A opção de pertencermos à União Europeia - ao tempo, Comunidade Económica Europeia - foi tomada em 1977, pelo então Primeiro-Ministro, Dr. Mário Soares. Poderá ter sido determinada principalmente por razões políticas. Era um "seguro político" contra as investidas da esquerda revolucionária verificadas nos três anos anteriores. Para um Primeiro-Ministro socialista nessa época, o "preço a pagar"era a aceitação da base livre-cambista da Comunidade Europeia. Não seria possível governar a economia com planos centrais, à revelia do mercado livre; não haveria mais nacionalizações; os preços teriam de deixar de ser tabelados; não se poderia continuar a subsidiar empresas por razões políticas.
A alternativa seria mantermo-nos apenas na EFTA (onde ainda estão a afastadíssima Islândia, a riquíssima Noruega e a neutralíssima Suíça, com o contrapeso do pequeníssimo Liechtenstein), mas que não nos daria um "seguro político".
Quando o Tratado de Maastricht apontou o caminho para a união monetária, já o mercado único estava implementado (com livre circulação de mercadorias, capitais e serviços) e todos os países tiveram de fazer um esforço de convergência em matéria monetária, com vista à adopção de uma moeda única. O Reino Unido preferiu não vir a fazer parte do novo "clube", e, posteriormente, a Dinamarca e a Suécia adoptaram a mesma solução, cada país pelas suas próprias razões políticas - não económicas. Mas estes países ficaram obrigados a praticar uma política monetária de modo que os preços dentro da União não se afastem significativamente.
Portanto, a manutenção da estabilidade cambial e monetária está hoje adquirida na União Europeia, e a adopção de uma moeda única por um conjunto importante de estados facilitou as transacções dentro do espaço do Eurosistema.
Terá sido o facto de termos passado a usar outras notas que gerou a crise actual?

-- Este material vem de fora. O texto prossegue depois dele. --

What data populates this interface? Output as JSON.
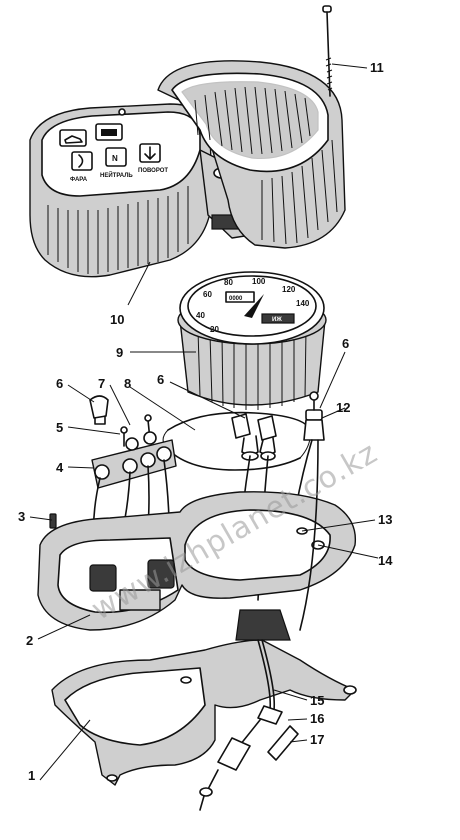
{
  "callouts": {
    "c1": "1",
    "c2": "2",
    "c3": "3",
    "c4": "4",
    "c5": "5",
    "c6a": "6",
    "c6b": "6",
    "c6c": "6",
    "c7": "7",
    "c8": "8",
    "c9": "9",
    "c10": "10",
    "c11": "11",
    "c12": "12",
    "c13": "13",
    "c14": "14",
    "c15": "15",
    "c16": "16",
    "c17": "17"
  },
  "speedometer": {
    "dial_numbers": [
      "40",
      "60",
      "80",
      "100",
      "120",
      "140",
      "20"
    ],
    "odometer": "0000",
    "brand_plate": "ИЖ"
  },
  "indicator_panel": {
    "lamp_symbols": [
      "oil-can",
      "battery",
      "headlight",
      "N",
      "turn"
    ],
    "labels": [
      "ФАРА",
      "НЕЙТРАЛЬ",
      "ПОВОРОТ"
    ]
  },
  "watermark": "www.izhplanet.co.kz"
}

Residirá o problema na estabilidade monetária? É certo que se verificou uma certa "inflação psicológica" aquando da troca das notas, nomeadamente com comportamentos oportunistas nos serviços. Mas o tempo e a concorrência encarregaram-se de a absorver.

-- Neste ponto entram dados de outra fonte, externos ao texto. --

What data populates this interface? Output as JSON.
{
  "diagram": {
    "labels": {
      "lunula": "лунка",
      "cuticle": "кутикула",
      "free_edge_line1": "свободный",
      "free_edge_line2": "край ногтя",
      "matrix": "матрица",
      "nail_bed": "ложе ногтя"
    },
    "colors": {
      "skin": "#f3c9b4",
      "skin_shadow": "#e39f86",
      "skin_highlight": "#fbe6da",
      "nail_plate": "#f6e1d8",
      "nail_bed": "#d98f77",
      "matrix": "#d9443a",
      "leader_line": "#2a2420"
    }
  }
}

A estabilidade monetária e cambial intraeuropeia - antes e depois da troca das notas de Escudos pelas de Euros - fez baixar a inflação e a taxa de juro. Verificaram-se, portanto, efeitos-preço e riqueza que deram, nos primeiros anos, aos portugueses, a sensação de que tinham aumentado de nível de vida e riqueza, pois os salários subiam mais do que os preços e, com o fácil recurso ao crédito, passaram a utilizar casas, automóveis, férias, etc., como se tivessem um nível de vida e de riqueza muito superior. A economia foi empurrada pelo consumo, sustentado pela expansão do crédito e com um efeito perverso no endividamento das famílias. A aquisição de habitação pelos jovens foi mesmo fiscalmente incentivada, o que contribuiu para o aumento do deficit público.
Quando Portugal podia desvalorizar - antes do compromisso de Maastricht - a variação cambial permitia manter a competitividade externa das nossas empresas. Em consequência, as importações encareciam e os preços internos subiam (incluindo a taxa de juro). Os efeitos-preço e rendimento funcionavam ao contrário, o que travava o consumo, equilibrando-o em relação ao nível de riqueza do país. Mas o padrão do nosso desenvolvimento estava "viciado" pela possibilidade de desvalorizar a moeda em tempo de crise. O nosso padrão de desenvolvimento era mantido na base de salários baixos.
Com a adopção do Euro, a subida dos salários, conjugada pela redução da taxa de juro, foi tornando pouco competitivas as indústrias exportadoras, cuja viabilidade dependia de salários baixos. Em dez anos, a têxtil perdeu cem mil empregos, e o desemprego atingiu níveis similares aos dos finais da década de 1970, início de 1980. O Euro é, assim a via para mudarmos de paradigma no campo das exportações, abandonando as indústrias tradicionais ineficientes dentro do novo campo concorrencial. O desemprego terá, assim, e necessariamente que aumentar, até serem eliminadas as empresas ineficientes.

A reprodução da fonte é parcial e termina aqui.